Standing atop a mound of buried garbage at Freshkills, it’s hard to imagine the rolling green hills was once the largest landfill on earth. Next year, the first phase of this massive redevelopment project will open to the public. At the north end of the park, 21 acres will be available for biking, hiking, walking and kayaking. Right now, you can only get on site through a guided tour. There are soccer fields and walking trails open to the public around the edges of the former landfill.
Farther north, a much different landfill redevelopment project is just getting started, called Kingsland Meadowlands. It is the former site of a couple municipal landfills in Lyndhurst and Rutherford. “Every single landfill in the region should be put back into productive use,” said Alex Klatskin of Forsgate Industrial Partners, one of the developers spearheading the project. “It’s the future, I think, of development. Since there is no land left in New Jersey.”
These landfills have not accepted garbage in decades, but much still must be done to make a landfill usable and buildable again. “We have two issues,” said Lhabib Chibani with Sadat Associates, an environmental engineering firm that has transformed at least 15 landfills into parks, residential or commercial developments. “One is managing the gas within the landfill. And the other issue is settlement.”

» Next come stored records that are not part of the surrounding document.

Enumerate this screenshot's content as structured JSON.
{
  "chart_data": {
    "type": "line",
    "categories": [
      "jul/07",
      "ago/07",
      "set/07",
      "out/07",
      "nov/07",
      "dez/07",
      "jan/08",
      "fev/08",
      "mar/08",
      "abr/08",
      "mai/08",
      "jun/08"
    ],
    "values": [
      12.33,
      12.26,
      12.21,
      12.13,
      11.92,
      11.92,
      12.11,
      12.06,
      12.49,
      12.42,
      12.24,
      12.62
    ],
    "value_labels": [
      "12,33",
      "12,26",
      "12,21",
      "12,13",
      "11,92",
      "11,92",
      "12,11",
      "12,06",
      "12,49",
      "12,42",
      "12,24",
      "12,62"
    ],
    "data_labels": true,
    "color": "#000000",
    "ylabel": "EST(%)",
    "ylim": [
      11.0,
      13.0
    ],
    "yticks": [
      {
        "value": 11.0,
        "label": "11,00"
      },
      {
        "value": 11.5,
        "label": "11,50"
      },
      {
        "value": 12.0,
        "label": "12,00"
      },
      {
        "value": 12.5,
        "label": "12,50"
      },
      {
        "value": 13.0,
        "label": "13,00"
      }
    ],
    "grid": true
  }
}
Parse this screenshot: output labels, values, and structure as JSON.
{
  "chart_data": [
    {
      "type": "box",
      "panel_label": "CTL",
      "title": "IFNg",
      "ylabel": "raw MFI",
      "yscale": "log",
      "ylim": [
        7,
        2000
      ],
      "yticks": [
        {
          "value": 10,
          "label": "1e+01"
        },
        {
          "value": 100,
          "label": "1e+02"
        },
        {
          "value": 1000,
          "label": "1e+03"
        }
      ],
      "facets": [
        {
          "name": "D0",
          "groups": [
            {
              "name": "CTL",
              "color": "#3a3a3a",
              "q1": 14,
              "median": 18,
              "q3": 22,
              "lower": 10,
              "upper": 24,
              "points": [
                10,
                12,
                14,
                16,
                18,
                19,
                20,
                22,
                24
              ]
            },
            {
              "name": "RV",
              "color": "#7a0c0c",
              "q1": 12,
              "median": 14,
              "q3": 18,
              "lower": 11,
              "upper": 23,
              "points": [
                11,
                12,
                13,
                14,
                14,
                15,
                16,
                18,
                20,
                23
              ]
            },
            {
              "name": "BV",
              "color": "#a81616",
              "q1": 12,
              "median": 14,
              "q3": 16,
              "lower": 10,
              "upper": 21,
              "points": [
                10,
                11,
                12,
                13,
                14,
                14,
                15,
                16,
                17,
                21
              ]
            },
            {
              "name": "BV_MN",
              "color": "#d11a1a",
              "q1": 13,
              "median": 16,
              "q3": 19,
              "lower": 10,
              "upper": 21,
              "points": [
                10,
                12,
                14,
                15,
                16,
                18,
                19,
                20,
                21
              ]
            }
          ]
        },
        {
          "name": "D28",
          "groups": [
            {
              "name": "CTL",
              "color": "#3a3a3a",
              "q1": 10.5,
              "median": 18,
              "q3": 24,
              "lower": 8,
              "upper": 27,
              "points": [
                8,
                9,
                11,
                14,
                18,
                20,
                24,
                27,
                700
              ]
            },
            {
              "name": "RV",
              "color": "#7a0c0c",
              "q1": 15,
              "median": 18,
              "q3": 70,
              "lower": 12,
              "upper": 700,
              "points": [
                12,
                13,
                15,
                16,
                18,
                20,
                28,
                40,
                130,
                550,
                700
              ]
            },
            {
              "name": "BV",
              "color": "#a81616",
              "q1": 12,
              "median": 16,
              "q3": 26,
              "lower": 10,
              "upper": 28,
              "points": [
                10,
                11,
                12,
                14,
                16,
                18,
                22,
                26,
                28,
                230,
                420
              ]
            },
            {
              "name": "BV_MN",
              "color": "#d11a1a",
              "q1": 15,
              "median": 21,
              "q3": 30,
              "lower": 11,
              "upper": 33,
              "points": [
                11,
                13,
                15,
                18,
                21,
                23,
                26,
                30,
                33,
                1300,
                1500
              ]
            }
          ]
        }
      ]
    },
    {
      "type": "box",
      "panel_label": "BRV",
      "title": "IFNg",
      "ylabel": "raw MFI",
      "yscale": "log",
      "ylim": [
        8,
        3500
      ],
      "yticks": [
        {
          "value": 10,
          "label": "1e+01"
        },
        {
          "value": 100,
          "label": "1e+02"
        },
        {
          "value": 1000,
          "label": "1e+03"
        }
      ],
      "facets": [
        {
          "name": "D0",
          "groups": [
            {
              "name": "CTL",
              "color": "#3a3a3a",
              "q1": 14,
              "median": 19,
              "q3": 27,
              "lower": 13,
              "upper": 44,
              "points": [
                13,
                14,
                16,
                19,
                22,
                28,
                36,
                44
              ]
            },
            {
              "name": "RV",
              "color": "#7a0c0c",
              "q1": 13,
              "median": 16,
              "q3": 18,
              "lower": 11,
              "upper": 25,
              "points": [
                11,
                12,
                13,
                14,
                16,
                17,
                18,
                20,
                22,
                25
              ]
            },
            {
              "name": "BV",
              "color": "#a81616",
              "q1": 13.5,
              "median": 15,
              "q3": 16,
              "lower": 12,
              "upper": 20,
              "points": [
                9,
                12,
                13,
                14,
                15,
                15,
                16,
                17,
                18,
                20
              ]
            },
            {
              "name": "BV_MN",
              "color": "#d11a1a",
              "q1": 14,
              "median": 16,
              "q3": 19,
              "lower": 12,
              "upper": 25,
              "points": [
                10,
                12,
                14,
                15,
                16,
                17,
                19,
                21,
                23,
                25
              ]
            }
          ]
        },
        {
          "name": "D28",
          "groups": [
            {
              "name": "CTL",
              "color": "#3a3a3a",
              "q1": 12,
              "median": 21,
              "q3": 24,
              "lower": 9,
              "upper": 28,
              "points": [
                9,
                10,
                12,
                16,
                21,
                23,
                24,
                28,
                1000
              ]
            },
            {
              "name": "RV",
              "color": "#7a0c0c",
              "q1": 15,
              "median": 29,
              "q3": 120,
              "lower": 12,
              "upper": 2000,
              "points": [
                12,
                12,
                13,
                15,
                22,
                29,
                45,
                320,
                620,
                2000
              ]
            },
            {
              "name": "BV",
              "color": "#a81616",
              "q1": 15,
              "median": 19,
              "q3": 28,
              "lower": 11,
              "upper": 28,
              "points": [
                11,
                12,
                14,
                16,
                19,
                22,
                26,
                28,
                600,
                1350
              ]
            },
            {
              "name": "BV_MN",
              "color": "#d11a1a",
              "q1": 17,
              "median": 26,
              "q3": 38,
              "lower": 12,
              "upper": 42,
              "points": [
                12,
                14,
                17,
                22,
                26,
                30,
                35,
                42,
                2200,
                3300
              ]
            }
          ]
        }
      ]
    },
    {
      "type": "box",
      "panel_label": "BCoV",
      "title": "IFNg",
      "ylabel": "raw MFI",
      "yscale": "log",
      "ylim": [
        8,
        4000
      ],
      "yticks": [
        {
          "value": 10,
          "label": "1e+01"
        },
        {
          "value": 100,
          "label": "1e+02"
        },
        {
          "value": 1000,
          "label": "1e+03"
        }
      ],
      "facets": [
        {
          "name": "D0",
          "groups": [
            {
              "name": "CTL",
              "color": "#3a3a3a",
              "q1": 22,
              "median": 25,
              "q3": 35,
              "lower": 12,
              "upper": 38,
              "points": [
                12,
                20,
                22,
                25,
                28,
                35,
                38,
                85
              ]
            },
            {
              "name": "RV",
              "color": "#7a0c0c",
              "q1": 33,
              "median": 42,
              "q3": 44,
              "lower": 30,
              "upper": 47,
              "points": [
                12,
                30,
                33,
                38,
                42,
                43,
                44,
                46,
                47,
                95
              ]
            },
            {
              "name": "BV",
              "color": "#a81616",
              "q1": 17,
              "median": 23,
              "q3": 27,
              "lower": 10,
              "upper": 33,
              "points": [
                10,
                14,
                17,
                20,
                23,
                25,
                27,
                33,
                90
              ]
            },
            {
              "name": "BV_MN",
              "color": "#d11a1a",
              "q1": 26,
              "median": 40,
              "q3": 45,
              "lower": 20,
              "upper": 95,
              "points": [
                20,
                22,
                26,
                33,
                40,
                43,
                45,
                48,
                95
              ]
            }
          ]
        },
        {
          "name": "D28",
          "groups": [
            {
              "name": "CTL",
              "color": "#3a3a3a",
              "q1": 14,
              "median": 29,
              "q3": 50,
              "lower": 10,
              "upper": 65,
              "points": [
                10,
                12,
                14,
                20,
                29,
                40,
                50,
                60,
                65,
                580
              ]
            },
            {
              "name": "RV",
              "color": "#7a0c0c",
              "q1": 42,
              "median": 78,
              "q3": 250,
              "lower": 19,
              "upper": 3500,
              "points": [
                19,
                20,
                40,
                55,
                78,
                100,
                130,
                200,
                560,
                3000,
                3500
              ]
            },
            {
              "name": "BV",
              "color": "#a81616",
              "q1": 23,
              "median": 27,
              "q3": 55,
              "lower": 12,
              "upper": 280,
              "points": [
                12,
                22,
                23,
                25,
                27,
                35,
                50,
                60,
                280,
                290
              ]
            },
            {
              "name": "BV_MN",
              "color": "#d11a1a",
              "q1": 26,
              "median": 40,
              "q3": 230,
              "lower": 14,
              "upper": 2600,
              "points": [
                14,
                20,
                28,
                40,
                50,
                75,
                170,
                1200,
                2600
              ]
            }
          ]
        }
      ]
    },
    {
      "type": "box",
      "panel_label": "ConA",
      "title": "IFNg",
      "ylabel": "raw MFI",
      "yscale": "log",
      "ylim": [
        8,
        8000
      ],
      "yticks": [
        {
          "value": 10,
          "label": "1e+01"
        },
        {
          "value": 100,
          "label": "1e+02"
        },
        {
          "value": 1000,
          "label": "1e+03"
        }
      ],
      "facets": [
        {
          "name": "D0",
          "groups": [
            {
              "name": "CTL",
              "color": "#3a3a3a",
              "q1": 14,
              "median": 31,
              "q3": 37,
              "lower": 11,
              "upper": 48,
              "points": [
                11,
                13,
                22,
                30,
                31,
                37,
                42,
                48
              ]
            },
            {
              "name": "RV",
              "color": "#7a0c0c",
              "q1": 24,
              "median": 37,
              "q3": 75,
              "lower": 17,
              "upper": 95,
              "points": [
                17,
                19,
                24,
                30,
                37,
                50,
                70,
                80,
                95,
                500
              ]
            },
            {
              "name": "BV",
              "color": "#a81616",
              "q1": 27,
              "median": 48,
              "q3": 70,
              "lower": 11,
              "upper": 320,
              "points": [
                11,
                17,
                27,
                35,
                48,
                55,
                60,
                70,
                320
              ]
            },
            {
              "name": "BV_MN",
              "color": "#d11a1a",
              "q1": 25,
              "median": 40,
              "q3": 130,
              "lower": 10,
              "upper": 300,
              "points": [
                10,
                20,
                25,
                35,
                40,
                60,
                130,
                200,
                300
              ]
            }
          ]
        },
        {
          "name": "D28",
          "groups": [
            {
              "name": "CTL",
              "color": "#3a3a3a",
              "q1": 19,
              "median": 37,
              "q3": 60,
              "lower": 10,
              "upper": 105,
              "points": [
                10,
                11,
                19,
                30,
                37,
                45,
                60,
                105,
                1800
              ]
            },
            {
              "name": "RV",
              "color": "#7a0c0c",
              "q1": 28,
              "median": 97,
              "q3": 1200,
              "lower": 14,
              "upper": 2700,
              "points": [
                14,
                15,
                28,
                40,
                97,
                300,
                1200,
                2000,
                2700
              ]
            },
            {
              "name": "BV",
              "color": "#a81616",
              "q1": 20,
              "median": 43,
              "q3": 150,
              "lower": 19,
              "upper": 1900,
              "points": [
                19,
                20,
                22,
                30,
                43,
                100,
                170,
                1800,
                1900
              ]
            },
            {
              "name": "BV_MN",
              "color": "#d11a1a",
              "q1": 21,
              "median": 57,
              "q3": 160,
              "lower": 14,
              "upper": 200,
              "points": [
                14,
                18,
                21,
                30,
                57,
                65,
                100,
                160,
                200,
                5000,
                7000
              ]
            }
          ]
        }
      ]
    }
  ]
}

The garbage below ground is still decomposing. It’s sinking. On top of the Lyndhurst-Rutherford landfills, they plan to build six warehouses — over 2.5-million-square feet of commercial space — over the next 6-8 years. To make sure the land can carry that load, they will put a heavy layer of dirt down to simulate the weight a building. This will squeeze the trash and moisture below. But first, they’ll stomp on it with crushing force. “They’re dropping a 15-ton weight many, many times over a small grid area, a 9-by-9 foot grid. And they’re doing it repeatedly,” said Michael Pembroke, COO of Russo Development, a partner on the Kingsland Meadowlands project. The site spans 718-acres, of which over 500-acres will be preserved for wildlife.